Drugs were only the tip of the iceberg.  But what most people realize, is that these broken pain points have been part & parcel of the system for years, before health reform.  It’s just brought to people’s doorsteps more often now, so there’s a quick rush to judgment as to where to lay blame.

But I agree, the system is a mess period. Regardless of whom or what actually broke it years ago.  On the other hand too, some things can be successfully avoided if the person does actually get to know their plan.   But that’s another area that I’ve pointed out has a shortfall, offering true coaching & skills in leveraging a plan.  Plus, if the plan and benefits change every year, it can be quite a bit to keep up with, even if one is on top of things.

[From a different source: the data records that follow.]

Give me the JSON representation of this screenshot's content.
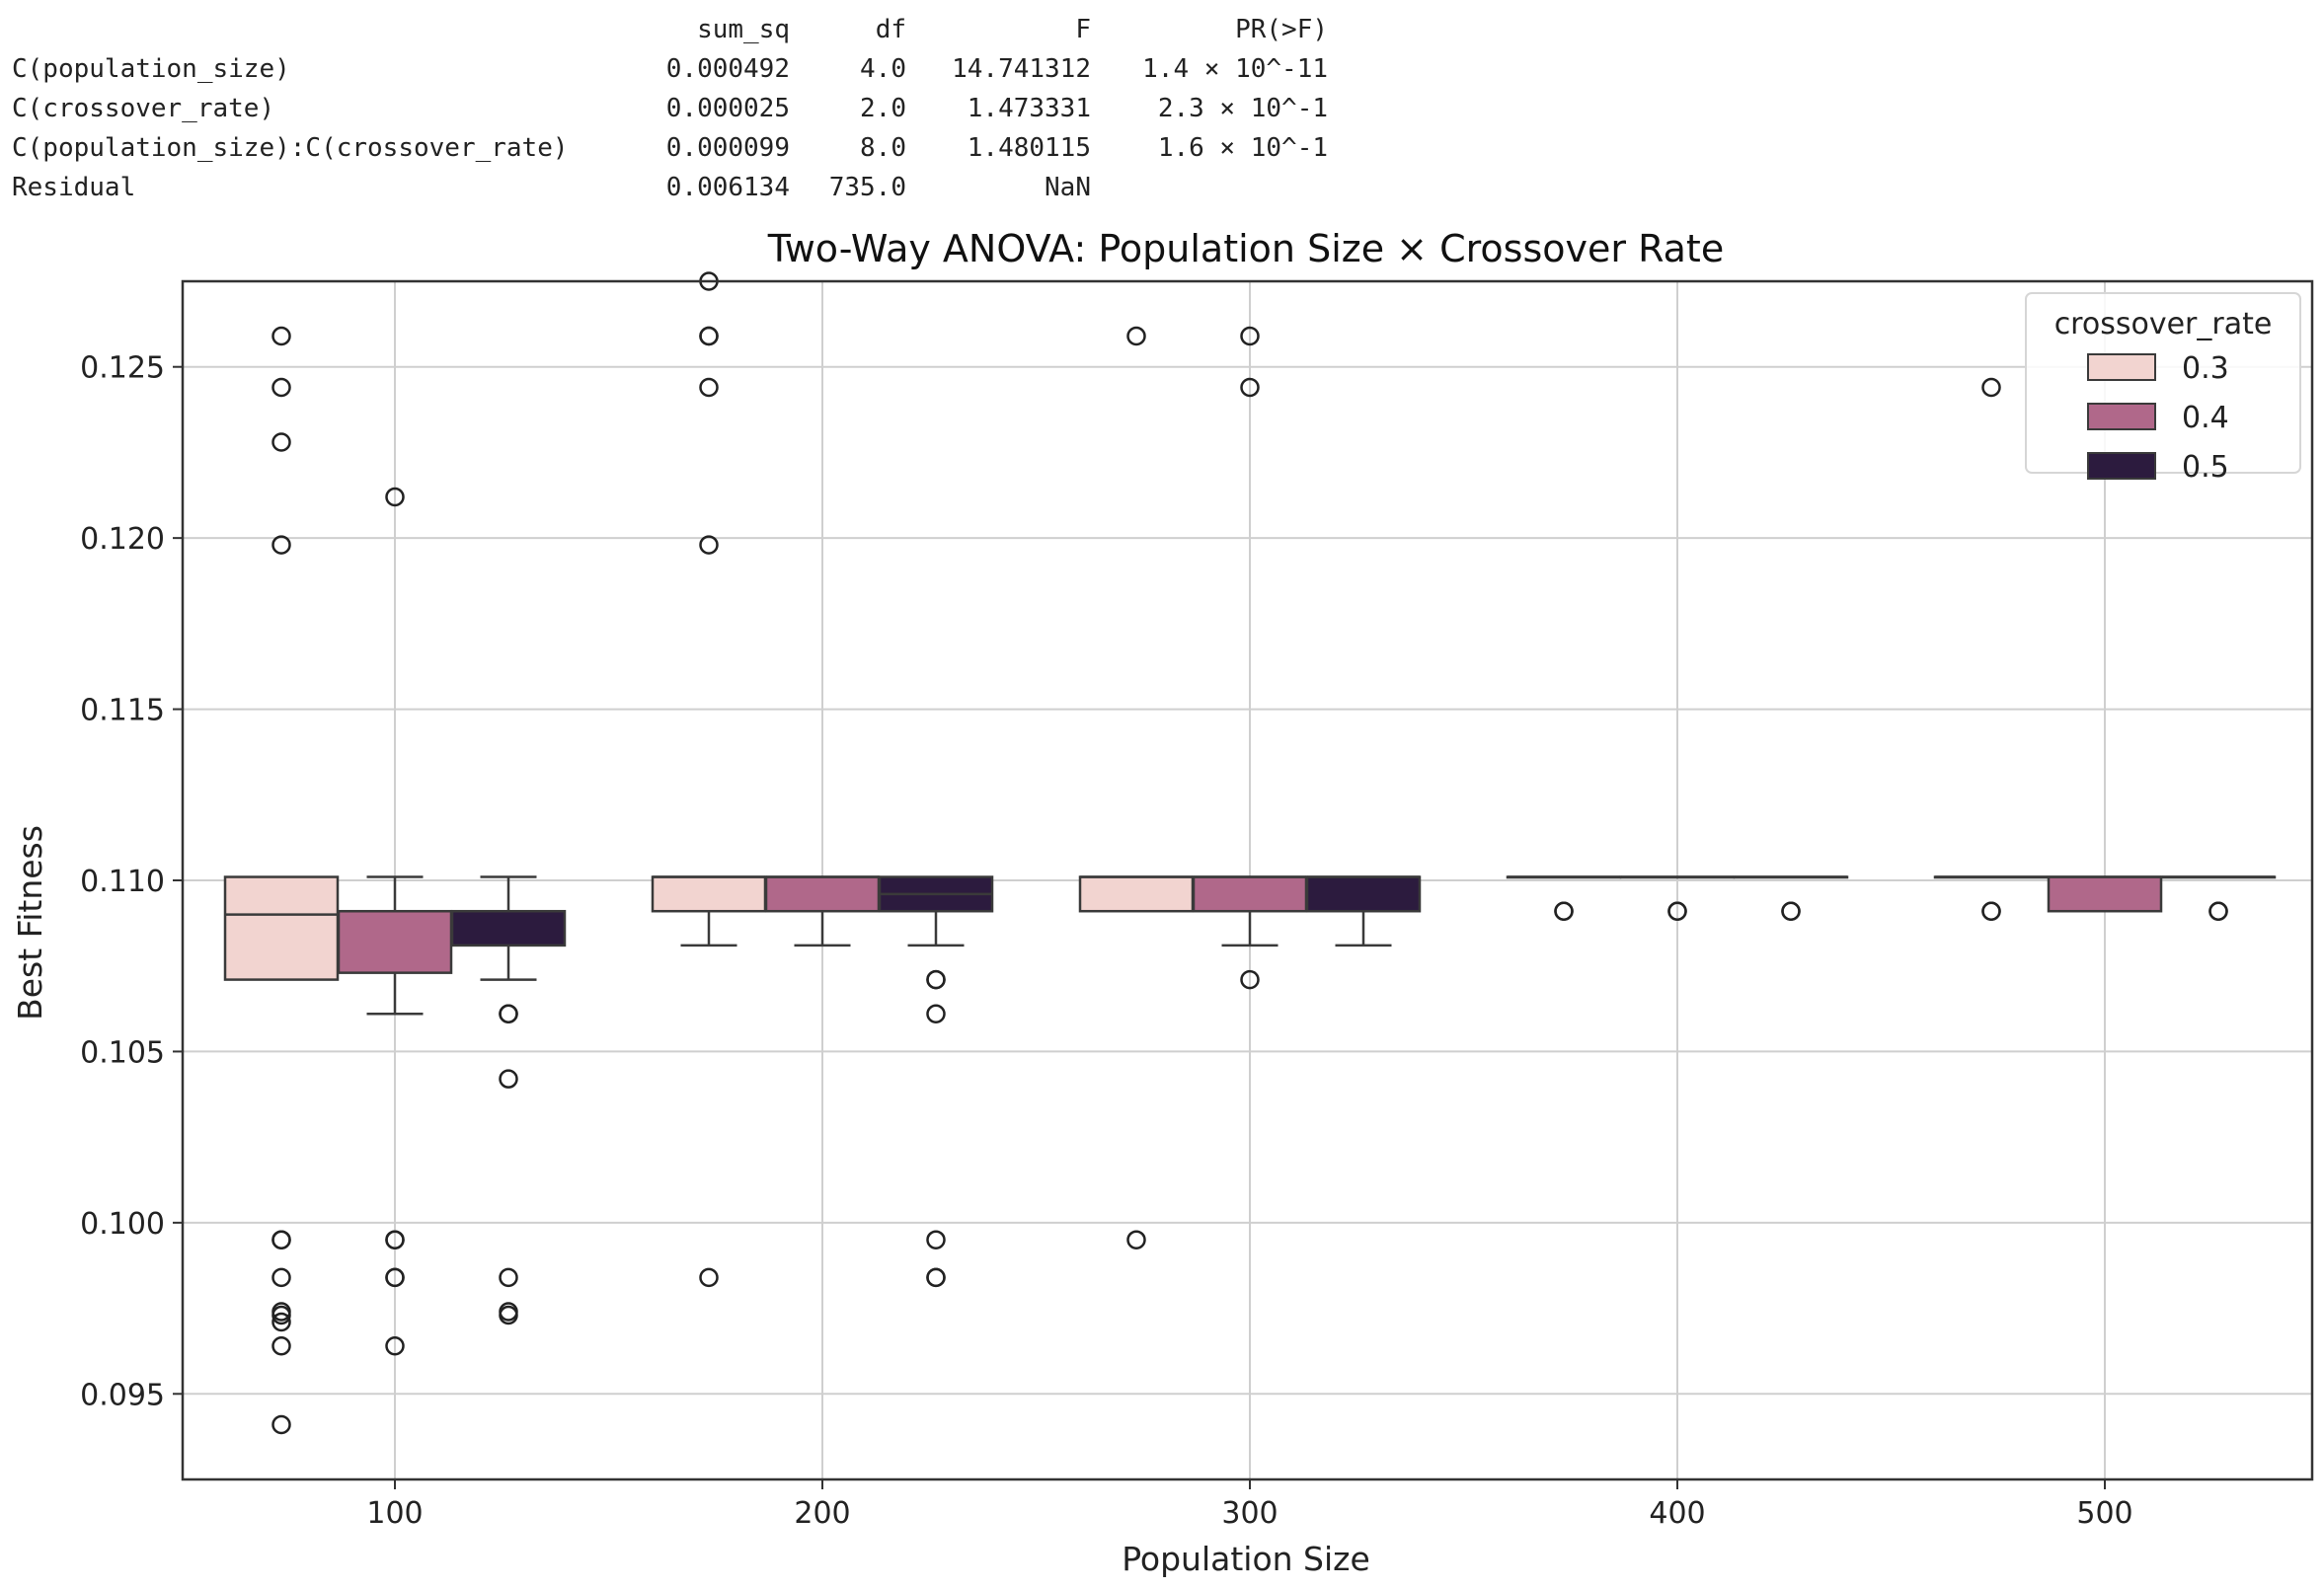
{
  "anova_table": {
    "columns": [
      "sum_sq",
      "df",
      "F",
      "PR(>F)"
    ],
    "rows": [
      {
        "term": "C(population_size)",
        "sum_sq": "0.000492",
        "df": "4.0",
        "F": "14.741312",
        "p": "1.4 × 10^-11"
      },
      {
        "term": "C(crossover_rate)",
        "sum_sq": "0.000025",
        "df": "2.0",
        "F": "1.473331",
        "p": "2.3 × 10^-1"
      },
      {
        "term": "C(population_size):C(crossover_rate)",
        "sum_sq": "0.000099",
        "df": "8.0",
        "F": "1.480115",
        "p": "1.6 × 10^-1"
      },
      {
        "term": "Residual",
        "sum_sq": "0.006134",
        "df": "735.0",
        "F": "NaN",
        "p": ""
      }
    ]
  },
  "chart_data": {
    "type": "box",
    "title": "Two-Way ANOVA: Population Size × Crossover Rate",
    "xlabel": "Population Size",
    "ylabel": "Best Fitness",
    "categories": [
      "100",
      "200",
      "300",
      "400",
      "500"
    ],
    "ylim": [
      0.0925,
      0.1275
    ],
    "yticks": [
      0.095,
      0.1,
      0.105,
      0.11,
      0.115,
      0.12,
      0.125
    ],
    "ytick_labels": [
      "0.095",
      "0.100",
      "0.105",
      "0.110",
      "0.115",
      "0.120",
      "0.125"
    ],
    "grid": true,
    "legend": {
      "title": "crossover_rate",
      "position": "top-right"
    },
    "series": [
      {
        "name": "0.3",
        "color": "#f2d4d0",
        "boxes": [
          {
            "category": "100",
            "whislo": 0.1071,
            "q1": 0.1071,
            "med": 0.109,
            "q3": 0.1101,
            "whishi": 0.1101,
            "fliers": [
              0.1259,
              0.1244,
              0.1228,
              0.1198,
              0.0995,
              0.0995,
              0.0984,
              0.0974,
              0.0973,
              0.0971,
              0.0964,
              0.0941
            ]
          },
          {
            "category": "200",
            "whislo": 0.1081,
            "q1": 0.1091,
            "med": 0.1101,
            "q3": 0.1101,
            "whishi": 0.1101,
            "fliers": [
              0.1275,
              0.1259,
              0.1259,
              0.1244,
              0.1198,
              0.0984
            ]
          },
          {
            "category": "300",
            "whislo": 0.1091,
            "q1": 0.1091,
            "med": 0.1101,
            "q3": 0.1101,
            "whishi": 0.1101,
            "fliers": [
              0.1259,
              0.0995
            ]
          },
          {
            "category": "400",
            "whislo": 0.1101,
            "q1": 0.1101,
            "med": 0.1101,
            "q3": 0.1101,
            "whishi": 0.1101,
            "fliers": [
              0.1091,
              0.1091
            ]
          },
          {
            "category": "500",
            "whislo": 0.1101,
            "q1": 0.1101,
            "med": 0.1101,
            "q3": 0.1101,
            "whishi": 0.1101,
            "fliers": [
              0.1244,
              0.1091,
              0.1091
            ]
          }
        ]
      },
      {
        "name": "0.4",
        "color": "#b0688a",
        "boxes": [
          {
            "category": "100",
            "whislo": 0.1061,
            "q1": 0.1073,
            "med": 0.1091,
            "q3": 0.1091,
            "whishi": 0.1101,
            "fliers": [
              0.1212,
              0.0995,
              0.0995,
              0.0984,
              0.0984,
              0.0964
            ]
          },
          {
            "category": "200",
            "whislo": 0.1081,
            "q1": 0.1091,
            "med": 0.1101,
            "q3": 0.1101,
            "whishi": 0.1101,
            "fliers": []
          },
          {
            "category": "300",
            "whislo": 0.1081,
            "q1": 0.1091,
            "med": 0.1101,
            "q3": 0.1101,
            "whishi": 0.1101,
            "fliers": [
              0.1259,
              0.1244,
              0.1071
            ]
          },
          {
            "category": "400",
            "whislo": 0.1101,
            "q1": 0.1101,
            "med": 0.1101,
            "q3": 0.1101,
            "whishi": 0.1101,
            "fliers": [
              0.1091,
              0.1091
            ]
          },
          {
            "category": "500",
            "whislo": 0.1091,
            "q1": 0.1091,
            "med": 0.1101,
            "q3": 0.1101,
            "whishi": 0.1101,
            "fliers": []
          }
        ]
      },
      {
        "name": "0.5",
        "color": "#2c1b3e",
        "boxes": [
          {
            "category": "100",
            "whislo": 0.1071,
            "q1": 0.1081,
            "med": 0.1091,
            "q3": 0.1091,
            "whishi": 0.1101,
            "fliers": [
              0.1061,
              0.1061,
              0.1042,
              0.0984,
              0.0974,
              0.0973
            ]
          },
          {
            "category": "200",
            "whislo": 0.1081,
            "q1": 0.1091,
            "med": 0.1096,
            "q3": 0.1101,
            "whishi": 0.1101,
            "fliers": [
              0.1071,
              0.1071,
              0.1061,
              0.0995,
              0.0984,
              0.0984
            ]
          },
          {
            "category": "300",
            "whislo": 0.1081,
            "q1": 0.1091,
            "med": 0.1101,
            "q3": 0.1101,
            "whishi": 0.1101,
            "fliers": []
          },
          {
            "category": "400",
            "whislo": 0.1101,
            "q1": 0.1101,
            "med": 0.1101,
            "q3": 0.1101,
            "whishi": 0.1101,
            "fliers": [
              0.1091,
              0.1091
            ]
          },
          {
            "category": "500",
            "whislo": 0.1101,
            "q1": 0.1101,
            "med": 0.1101,
            "q3": 0.1101,
            "whishi": 0.1101,
            "fliers": [
              0.1091,
              0.1091
            ]
          }
        ]
      }
    ]
  }
}
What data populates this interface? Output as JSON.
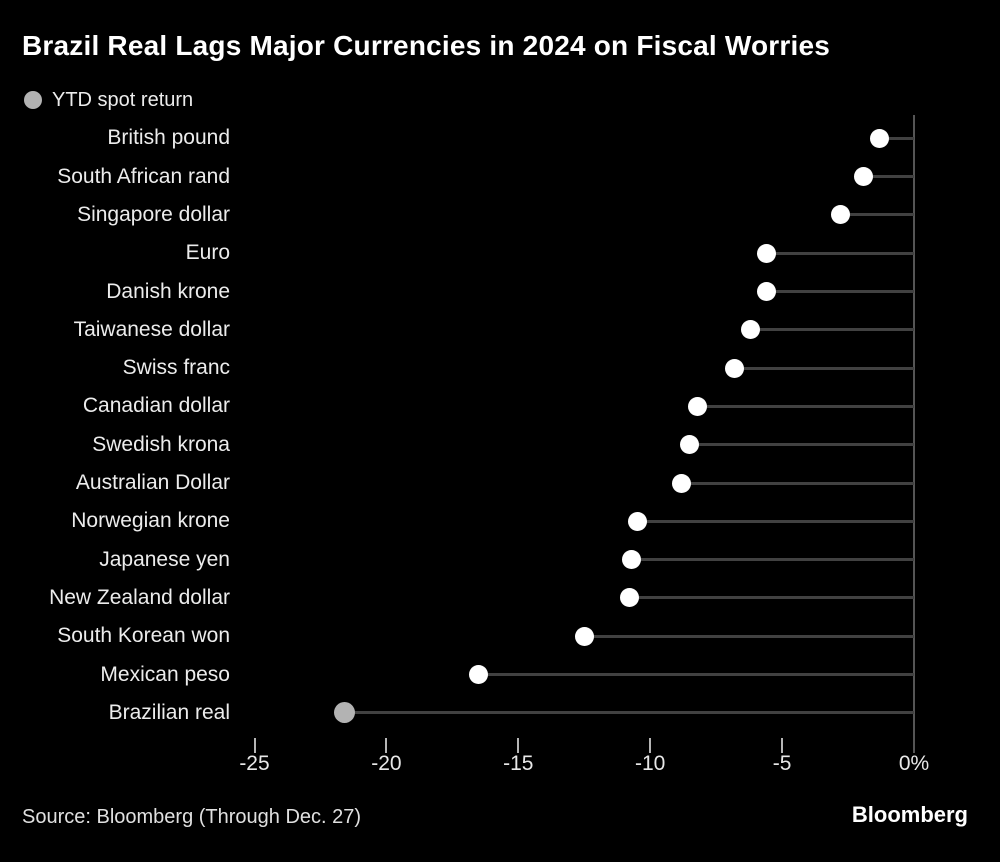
{
  "title": "Brazil Real Lags Major Currencies in 2024 on Fiscal Worries",
  "legend": {
    "label": "YTD spot return"
  },
  "footer": {
    "source": "Source: Bloomberg (Through Dec. 27)",
    "brand": "Bloomberg"
  },
  "colors": {
    "background": "#000000",
    "title_text": "#ffffff",
    "label_text": "#ececec",
    "tick_text": "#e8e8e8",
    "dot": "#ffffff",
    "highlight_dot": "#b3b3b3",
    "legend_dot": "#b3b3b3",
    "stem": "#414141",
    "axis_line": "#555555",
    "tick_mark": "#b5b5b5",
    "footer_text": "#e0e0e0",
    "brand_text": "#ffffff"
  },
  "chart_data": {
    "type": "scatter",
    "variant": "horizontal-lollipop-dot",
    "title": "Brazil Real Lags Major Currencies in 2024 on Fiscal Worries",
    "series_name": "YTD spot return",
    "unit": "%",
    "categories": [
      "British pound",
      "South African rand",
      "Singapore dollar",
      "Euro",
      "Danish krone",
      "Taiwanese dollar",
      "Swiss franc",
      "Canadian dollar",
      "Swedish krona",
      "Australian Dollar",
      "Norwegian krone",
      "Japanese yen",
      "New Zealand dollar",
      "South Korean won",
      "Mexican peso",
      "Brazilian real"
    ],
    "values": [
      -1.3,
      -1.9,
      -2.8,
      -5.6,
      -5.6,
      -6.2,
      -6.8,
      -8.2,
      -8.5,
      -8.8,
      -10.5,
      -10.7,
      -10.8,
      -12.5,
      -16.5,
      -21.6
    ],
    "highlight_category": "Brazilian real",
    "x_ticks": [
      -25,
      -20,
      -15,
      -10,
      -5,
      0
    ],
    "x_tick_labels": [
      "-25",
      "-20",
      "-15",
      "-10",
      "-5",
      "0%"
    ],
    "xlim": [
      -26.5,
      0
    ],
    "grid": false,
    "legend_position": "top-left"
  }
}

So I get it.  I also know the pain points increase when one’s health is not at optimum either.  That also leads to compounded frustration because the last thing someone needs when they are truly sick is to spend half their day on the phone working around a Epic fail.  (I’ve done it & I don’t have the patience to relive those experiences here at the moment. I just seemingly learn a little more each time to successfully combat most of it, so I take comfort in that.)

I’ve often wondered with as many services there are for house cleaning,  odd jobs,  virtual systems, why there is not some kind of solution to offer people in the way of coaching on health plans or finding an independent navigator to help take on some of these issues.  I know the HIPAA card is in play, but sometimes too it’s a convenient thing to hide behind.  I know some call centers do “act” like they offer these services to people. That said though, there’s always something else fueling it behind the screen, either in the way of metrics or dollars or helping the employer versus truly helping the person, this is of course, how they make their dollars.

Yet, where is the protection for the “everyman” or woman, their family, outside his employer. Who protects their interest & looks solely after them?

It comes in dribs & drabs with certain issues, but there needs to be some kind of virtual assistant or someone who has solely the individuals interest at heart. (Because everyone else in the system has someone looking out for them & their interests, except for the every man).

Idealistic, yes.  Doable, I hope so at some point. I’m also a firm believer in the teach a man to fish philosophy when it comes to troubleshooting problems.  (Do with someone, not for them, so if it happens again, they have a better plan of attack to begin with.)

My life is a bit less stressful now (obviously) in being out of this “mix”. But I still feel the pain & pressure at times & even occasionally in my own situations as they arise.

I do what I can to help out family, friends, & others I know when situations like these come up or at least try to help them get what they need.  But really I often think…. there has to be a better way.  For everyone involved.  (For professionals too, think of how much time is actually taken away from our care cutting through administrative red tape like this? Even instances where the doctor is actually willing, sympathetic, & proactive.)